Senata Greca ([12:28]): "Start small. Whether it's five minutes or a light weight, the key is consistency. Gradual progress builds lasting habits."
Sharing her rigorous workout regimen, Senata outlines a balanced routine that targets both upper and lower body muscles, emphasizing the significance of major muscle groups like quads and glutes. She also discusses her experience training high-profile clients, including Kim Kardashian and Bebe Rexha, highlighting the discipline and dedication required to achieve and maintain celebrity physiques.
Senata Greca ([19:05]): "Training celebrities like Kim Kardashian requires not just expertise but unwavering discipline. It's about pushing boundaries while maintaining balance."
The discussion transitions to nutrition, where Senata advocates for a high-protein diet as the cornerstone of effective weightlifting. She shares her daily eating habits, prioritizing protein intake to support muscle growth and overall health. Additionally, she touches upon accessible wellness practices such as meditation, breathwork, and yoga, which complement her training routine.
Senata Greca ([34:47]): "Protein is my priority. It fuels my workouts and supports muscle recovery, ensuring I stay strong both physically and mentally."
Senata offers insights into balancing a demanding fitness career with personal life and business ventures. She shares strategies for maintaining consistency, managing time effectively, and sustaining a healthy work-life balance. Her experiences highlight the importance of communication and resilience in both personal relationships and professional endeavors.

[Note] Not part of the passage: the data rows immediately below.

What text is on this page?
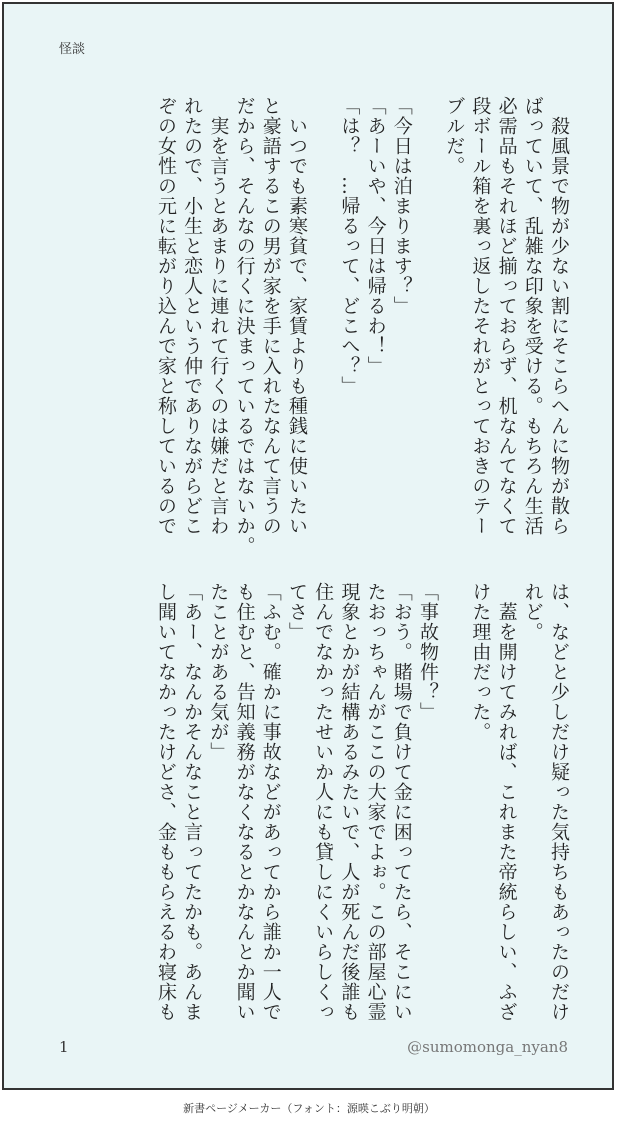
怪談
　殺風景で物が少ない割にそこらへんに物が散ら
ばっていて、乱雑な印象を受ける。もちろん生活
必需品もそれほど揃っておらず、机なんてなくて
段ボール箱を裏っ返したそれがとっておきのテー
ブルだ。

「今日は泊まります？」
「あーいや、今日は帰るわ！」
「は？　…帰るって、どこへ？」

　いつでも素寒貧で、家賃よりも種銭に使いたい
と豪語するこの男が家を手に入れたなんて言うの
だから、そんなの行くに決まっているではないか。
　実を言うとあまりに連れて行くのは嫌だと言わ
れたので、小生と恋人という仲でありながらどこ
ぞの女性の元に転がり込んで家と称しているので
は、などと少しだけ疑った気持ちもあったのだけ
れど。
　蓋を開けてみれば、これまた帝統らしい、ふざ
けた理由だった。

「事故物件？」
「おう。賭場で負けて金に困ってたら、そこにい
たおっちゃんがここの大家でよぉ。この部屋心霊
現象とかが結構あるみたいで、人が死んだ後誰も
住んでなかったせいか人にも貸しにくいらしくっ
てさ」
「ふむ。確かに事故などがあってから誰か一人で
も住むと、告知義務がなくなるとかなんとか聞い
たことがある気が」
「あー、なんかそんなこと言ってたかも。あんま
し聞いてなかったけどさ、金ももらえるわ寝床も
1	@sumomonga_nyan8
新書ページメーカー（フォント：源暎こぶり明朝）
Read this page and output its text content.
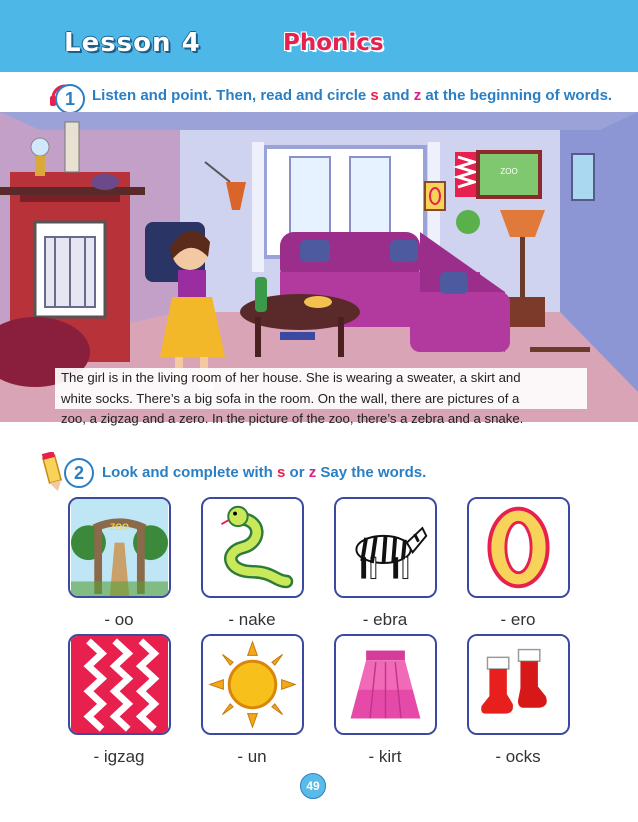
Lesson 4	Phonics
1	Listen and point. Then, read and circle s and z at the beginning of words.
ZOO
The girl is in the living room of her house. She is wearing a sweater, a skirt and
white socks. There’s a big sofa in the room. On the wall, there are pictures of a
zoo, a zigzag and a zero. In the picture of the zoo, there’s a zebra and a snake.
2	Look and complete with s or z Say the words.
ZOO
- oo	- nake	- ebra	- ero
- igzag	- un	- kirt	- ocks
49
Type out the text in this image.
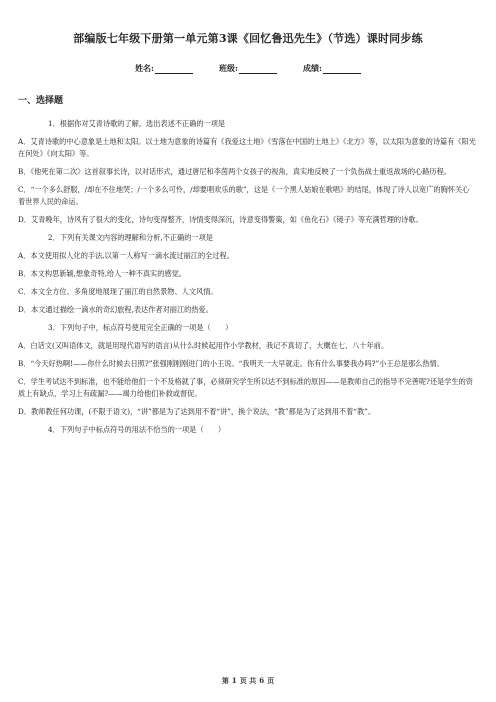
部编版七年级下册第一单元第3课《回忆鲁迅先生》（节选）课时同步练
姓名:	班级:	成绩:
一、选择题

1．根据你对艾青诗歌的了解，选出表述不正确的一项是

A．艾青诗歌的中心意象是土地和太阳。以土地为意象的诗篇有《我爱这土地》《雪落在中国的土地上》《北方》等，以太阳为意象的诗篇有《阳光在何处》《向太阳》等。

B．《他死在第二次》这首叙事长诗，以对话形式，通过唐尼和李茵两个女孩子的视角，真实地反映了一个负伤战士重返战场的心路历程。

C．“一个多么舒服，/却在不住地哭；/一个多么可怜，/却要唱欢乐的歌”，这是《一个黑人姑娘在歌唱》的结尾，体现了诗人以宽广的胸怀关心着世界人民的命运。

D．艾青晚年，诗风有了很大的变化，诗句变得整齐，诗情变得深沉，诗意变得警策，如《鱼化石》《镜子》等充满哲理的诗歌。

2．下列有关课文内容的理解和分析,不正确的一项是

A．本文使用拟人化的手法,以第一人称写一滴水流过丽江的全过程。

B．本文构思新颖,想象奇特,给人一种不真实的感觉。

C．本文全方位、多角度地展现了丽江的自然景物、人文风情。

D．本文通过描绘一滴水的奇幻旅程,表达作者对丽江的热爱。

3．下列句子中，标点符号使用完全正确的一项是（　　）

A．白话文(又叫语体文，就是用现代语写的语言)从什么时候起用作小学教材，我记不真切了，大概在七、八十年前。

B．“今天好热啊!——你什么时候去日照?”张强刚刚刚进门的小王说。“我明天一大早就走。你有什么事要我办吗?”小王总是那么热情。

C．学生考试达不到标准，也不能给他们一个不及格就了事，必须研究学生所以达不到标准的原因——是教师自己的指导不完善呢?还是学生的资质上有缺点，学习上有疏漏?——竭力给他们补救或督促。

D．教师教任何功课，(不限于语文)，“讲”都是为了达到用不着“讲”，换个说法，“教”都是为了达到用不着“教”。

4．下列句子中标点符号的用法不恰当的一项是（　　）

第 1 页 共 6 页
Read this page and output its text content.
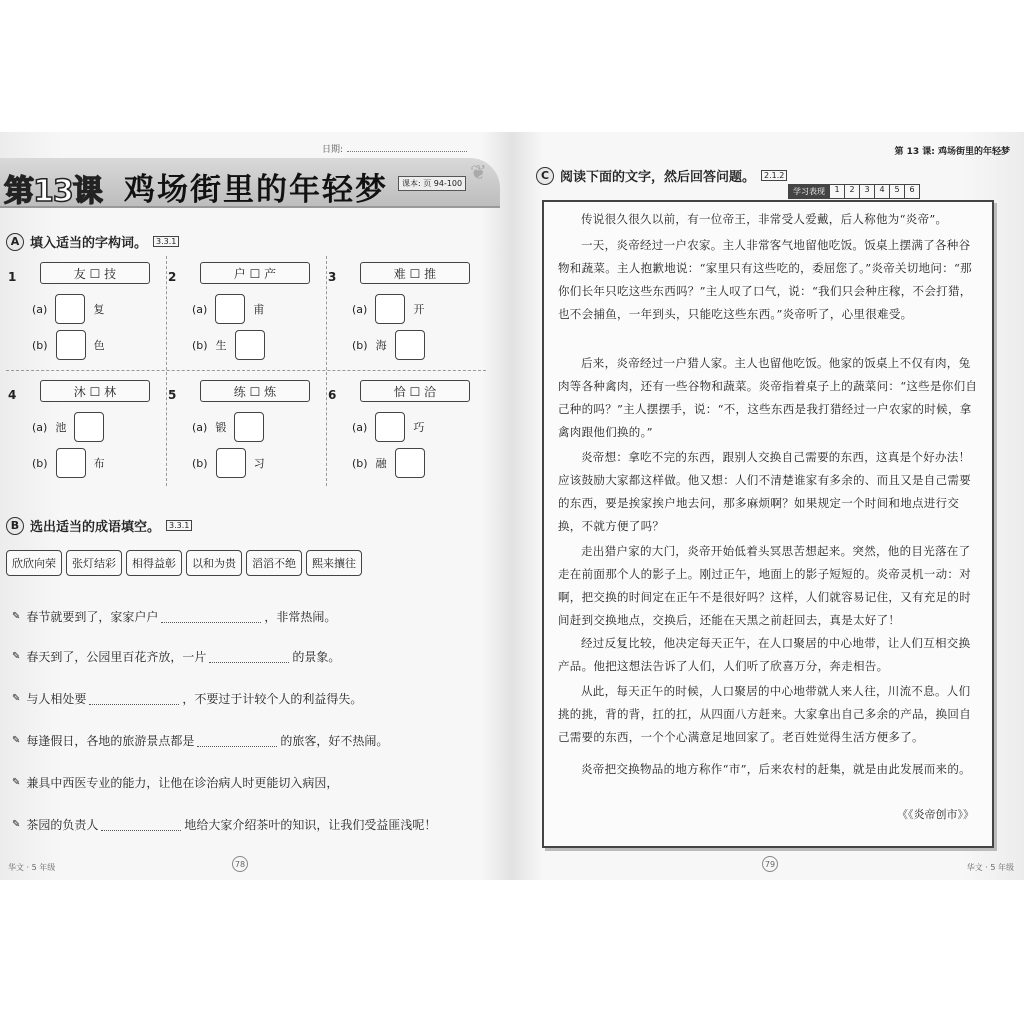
日期:
第13课 鸡场街里的年轻梦	课本: 页 94-100 ❦
A 填入适当的字构词。	3.3.1
1	友 ☐ 技
(a)	复
(b)	色
2	户 ☐ 产
(a)	甫
(b) 生
3	难 ☐ 推
(a)	开
(b) 海
4	沐 ☐ 林
(a) 池
(b)	布
5	练 ☐ 炼
(a) 锻
(b)	习
6	恰 ☐ 洽
(a)	巧
(b) 融
B 选出适当的成语填空。	3.3.1
欣欣向荣	张灯结彩	相得益彰	以和为贵	滔滔不绝	熙来攘往
✎ 春节就要到了，家家户户	，非常热闹。
✎ 春天到了，公园里百花齐放，一片	的景象。
✎ 与人相处要	，不要过于计较个人的利益得失。
✎ 每逢假日，各地的旅游景点都是	的旅客，好不热闹。
✎ 兼具中西医专业的能力，让他在诊治病人时更能切入病因，
✎ 茶园的负责人	地给大家介绍茶叶的知识，让我们受益匪浅呢！
华文 · 5 年级	78
第 13 课: 鸡场街里的年轻梦
C 阅读下面的文字，然后回答问题。	2.1.2
学习表现	1	2	3	4	5	6
传说很久很久以前，有一位帝王，非常受人爱戴，后人称他为“炎帝”。
一天，炎帝经过一户农家。主人非常客气地留他吃饭。饭桌上摆满了各种谷物和蔬菜。主人抱歉地说：“家里只有这些吃的，委屈您了。”炎帝关切地问：“那你们长年只吃这些东西吗？”主人叹了口气，说：“我们只会种庄稼，不会打猎，也不会捕鱼，一年到头，只能吃这些东西。”炎帝听了，心里很难受。
后来，炎帝经过一户猎人家。主人也留他吃饭。他家的饭桌上不仅有肉，兔肉等各种禽肉，还有一些谷物和蔬菜。炎帝指着桌子上的蔬菜问：“这些是你们自己种的吗？”主人摆摆手，说：“不，这些东西是我打猎经过一户农家的时候，拿禽肉跟他们换的。”
炎帝想：拿吃不完的东西，跟别人交换自己需要的东西，这真是个好办法！应该鼓励大家都这样做。他又想：人们不清楚谁家有多余的、而且又是自己需要的东西，要是挨家挨户地去问，那多麻烦啊？如果规定一个时间和地点进行交换，不就方便了吗？
走出猎户家的大门，炎帝开始低着头冥思苦想起来。突然，他的目光落在了走在前面那个人的影子上。刚过正午，地面上的影子短短的。炎帝灵机一动：对啊，把交换的时间定在正午不是很好吗？这样，人们就容易记住，又有充足的时间赶到交换地点，交换后，还能在天黑之前赶回去，真是太好了！
经过反复比较，他决定每天正午，在人口聚居的中心地带，让人们互相交换产品。他把这想法告诉了人们，人们听了欣喜万分，奔走相告。
从此，每天正午的时候，人口聚居的中心地带就人来人往，川流不息。人们挑的挑，背的背，扛的扛，从四面八方赶来。大家拿出自己多余的产品，换回自己需要的东西，一个个心满意足地回家了。老百姓觉得生活方便多了。
炎帝把交换物品的地方称作“市”，后来农村的赶集，就是由此发展而来的。
《《炎帝创市》》
79	华文 · 5 年级
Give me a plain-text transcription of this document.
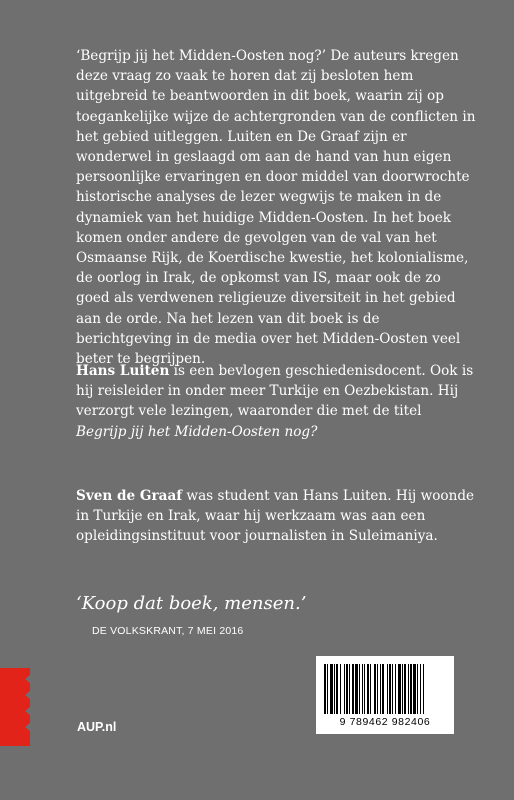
‘Begrijp jij het Midden-Oosten nog?’ De auteurs kregen deze vraag zo vaak te horen dat zij besloten hem uitgebreid te beantwoorden in dit boek, waarin zij op toegankelijke wijze de achtergronden van de conflicten in het gebied uitleggen. Luiten en De Graaf zijn er wonderwel in geslaagd om aan de hand van hun eigen persoonlijke ervaringen en door middel van doorwrochte historische analyses de lezer wegwijs te maken in de dynamiek van het huidige Midden-Oosten. In het boek komen onder andere de gevolgen van de val van het Osmaanse Rijk, de Koerdische kwestie, het kolonialisme, de oorlog in Irak, de opkomst van IS, maar ook de zo goed als verdwenen religieuze diversiteit in het gebied aan de orde. Na het lezen van dit boek is de berichtgeving in de media over het Midden-Oosten veel beter te begrijpen.

Hans Luiten is een bevlogen geschiedenisdocent. Ook is hij reisleider in onder meer Turkije en Oezbekistan. Hij verzorgt vele lezingen, waaronder die met de titel Begrijp jij het Midden-Oosten nog?

Sven de Graaf was student van Hans Luiten. Hij woonde in Turkije en Irak, waar hij werkzaam was aan een opleidingsinstituut voor journalisten in Suleimaniya.

‘Koop dat boek, mensen.’

DE VOLKSKRANT, 7 MEI 2016

AUP.nl	9 789462 982406
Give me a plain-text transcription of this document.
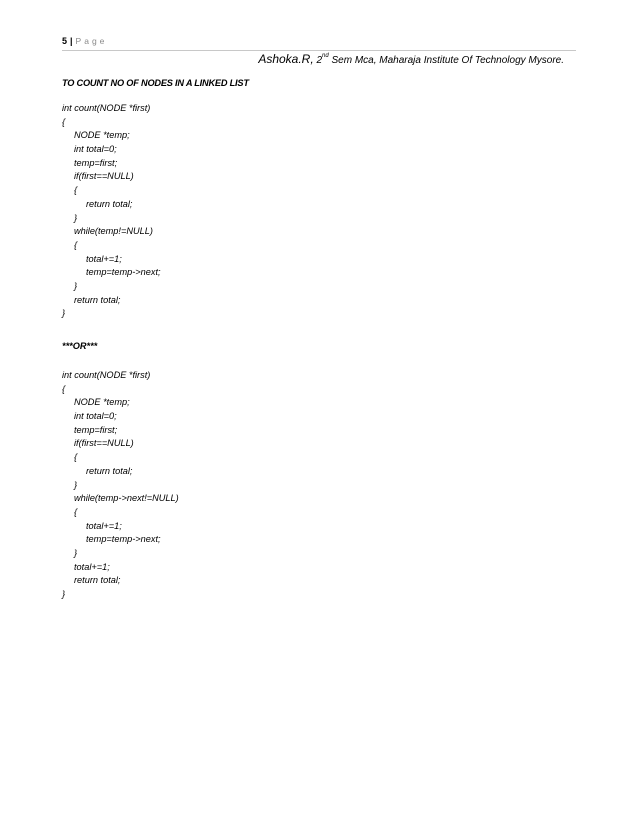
5 | Page
Ashoka.R, 2nd Sem Mca, Maharaja Institute Of Technology Mysore.
TO COUNT NO OF NODES IN A LINKED LIST
int count(NODE *first)
{
NODE *temp;
int total=0;
temp=first;
if(first==NULL)
{
return total;
}
while(temp!=NULL)
{
total+=1;
temp=temp->next;
}
return total;
}
***OR***
int count(NODE *first)
{
NODE *temp;
int total=0;
temp=first;
if(first==NULL)
{
return total;
}
while(temp->next!=NULL)
{
total+=1;
temp=temp->next;
}
total+=1;
return total;
}
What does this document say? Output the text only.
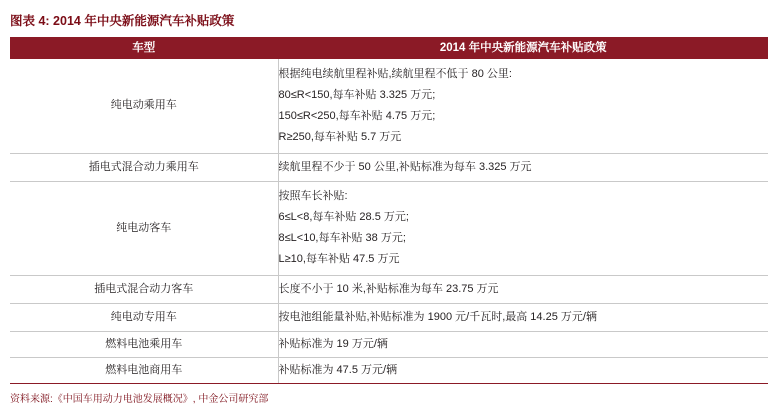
图表 4: 2014 年中央新能源汽车补贴政策
车型	2014 年中央新能源汽车补贴政策

纯电动乘用车	根据纯电续航里程补贴,续航里程不低于 80 公里:
80≤R<150,每车补贴 3.325 万元;
150≤R<250,每车补贴 4.75 万元;
R≥250,每车补贴 5.7 万元

插电式混合动力乘用车	续航里程不少于 50 公里,补贴标准为每车 3.325 万元

纯电动客车	按照车长补贴:
6≤L<8,每车补贴 28.5 万元;
8≤L<10,每车补贴 38 万元;
L≥10,每车补贴 47.5 万元

插电式混合动力客车	长度不小于 10 米,补贴标准为每车 23.75 万元

纯电动专用车	按电池组能量补贴,补贴标准为 1900 元/千瓦时,最高 14.25 万元/辆

燃料电池乘用车	补贴标准为 19 万元/辆

燃料电池商用车	补贴标准为 47.5 万元/辆
资料来源:《中国车用动力电池发展概况》, 中金公司研究部
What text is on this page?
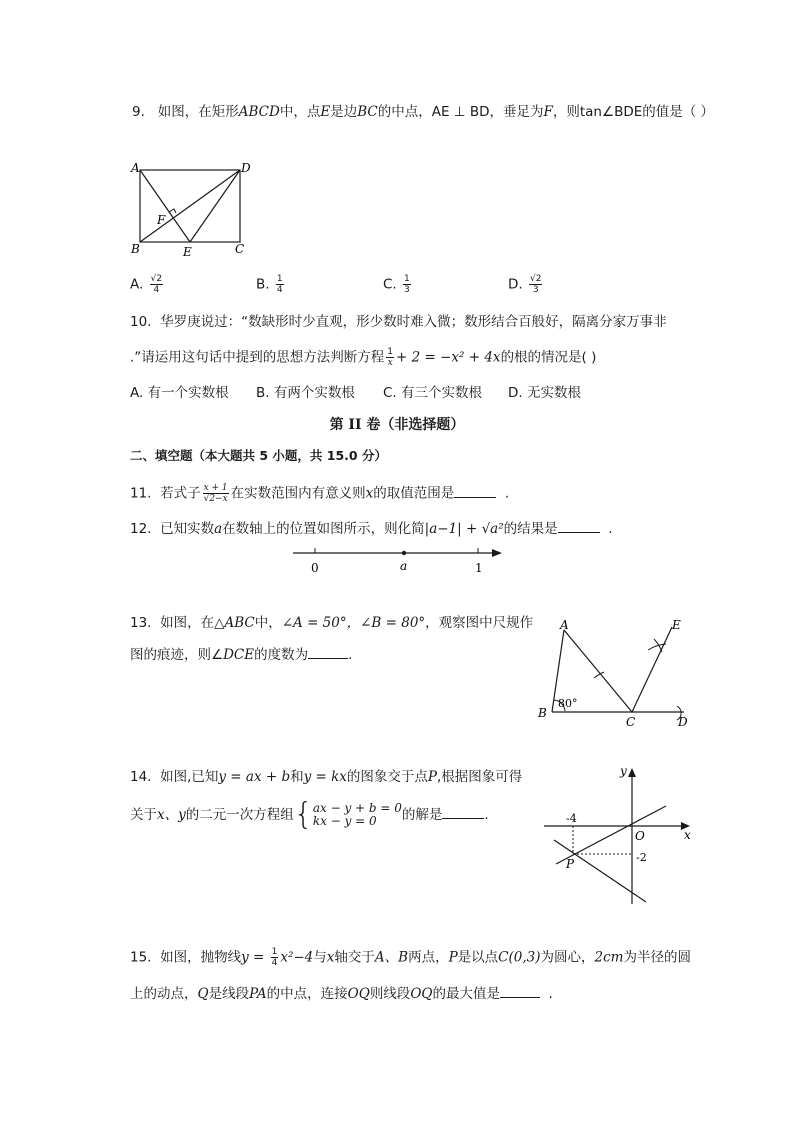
9. 如图，在矩形ABCD中，点E是边BC的中点，AE ⊥ BD，垂足为F，则tan∠BDE的值是（ ）
A	D
B	C
E
F
A. $\frac{√2}{4}$	B. $\frac{1}{4}$	C. $\frac{1}{3}$	D. $\frac{√2}{3}$
10. 华罗庚说过：“数缺形时少直观，形少数时难入微；数形结合百般好，隔离分家万事非
.”请运用这句话中提到的思想方法判断方程 $\frac{1}{x} + 2 = -x^2 + 4x$的根的情况是( )
A. 有一个实数根 B. 有两个实数根 C. 有三个实数根 D. 无实数根
第 II 卷（非选择题）
二、填空题（本大题共 5 小题，共 15.0 分）
11. 若式子 $\frac{x + 1}{√2-x}$ 在实数范围内有意义则x的取值范围是	.
12. 已知实数a在数轴上的位置如图所示，则化简|a−1| + √a²的结果是	.
0	a	1
13. 如图，在△ABC中，∠A = 50°，∠B = 80°，观察图中尺规作
图的痕迹，则∠DCE的度数为	.
A
B
C	D
E
80°
14. 如图,已知y = ax + b和y = kx的图象交于点P,根据图象可得
关于x、y的二元一次方程组{ ax − y + b = 0
kx − y = 0	的解是	.
y
x
O
P
-4
-2
15. 如图，抛物线$y = \frac{1}{4} x^2-4$与x轴交于A、B两点，P是以点C(0,3)为圆心，2cm为半径的圆
上的动点，Q是线段PA的中点，连接OQ则线段OQ的最大值是	.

Senata Greca ([48:25]): "Balancing business and personal life is challenging, but prioritizing workouts and self-care ensures I stay grounded and productive."
As the episode concludes, Senata reinforces the significance of consistency in fitness journeys, the mental and physical benefits of strength training, and the importance of overcoming societal stereotypes. She encourages listeners to embrace weightlifting as a sustainable practice for long-term health and confidence.
Senata Greca ([59:50]): "Embrace strength training not just for your body, but for your mind and soul. It's a journey of empowerment and resilience."
This episode offers a profound exploration of the unique challenges women face in the fitness realm and provides practical solutions to overcome them. Sonata Greca's expertise and personal narrative serve as a powerful testament to the transformative power of strength training. Listeners are left empowered with actionable advice to embark on their own fitness journeys, armed with the knowledge that consistency, resilience, and the right mindset are the keys to lasting success.
Note: This summary excludes promotional segments and focuses solely on the substantive content of the episode, providing a comprehensive overview for those who have not listened to the podcast.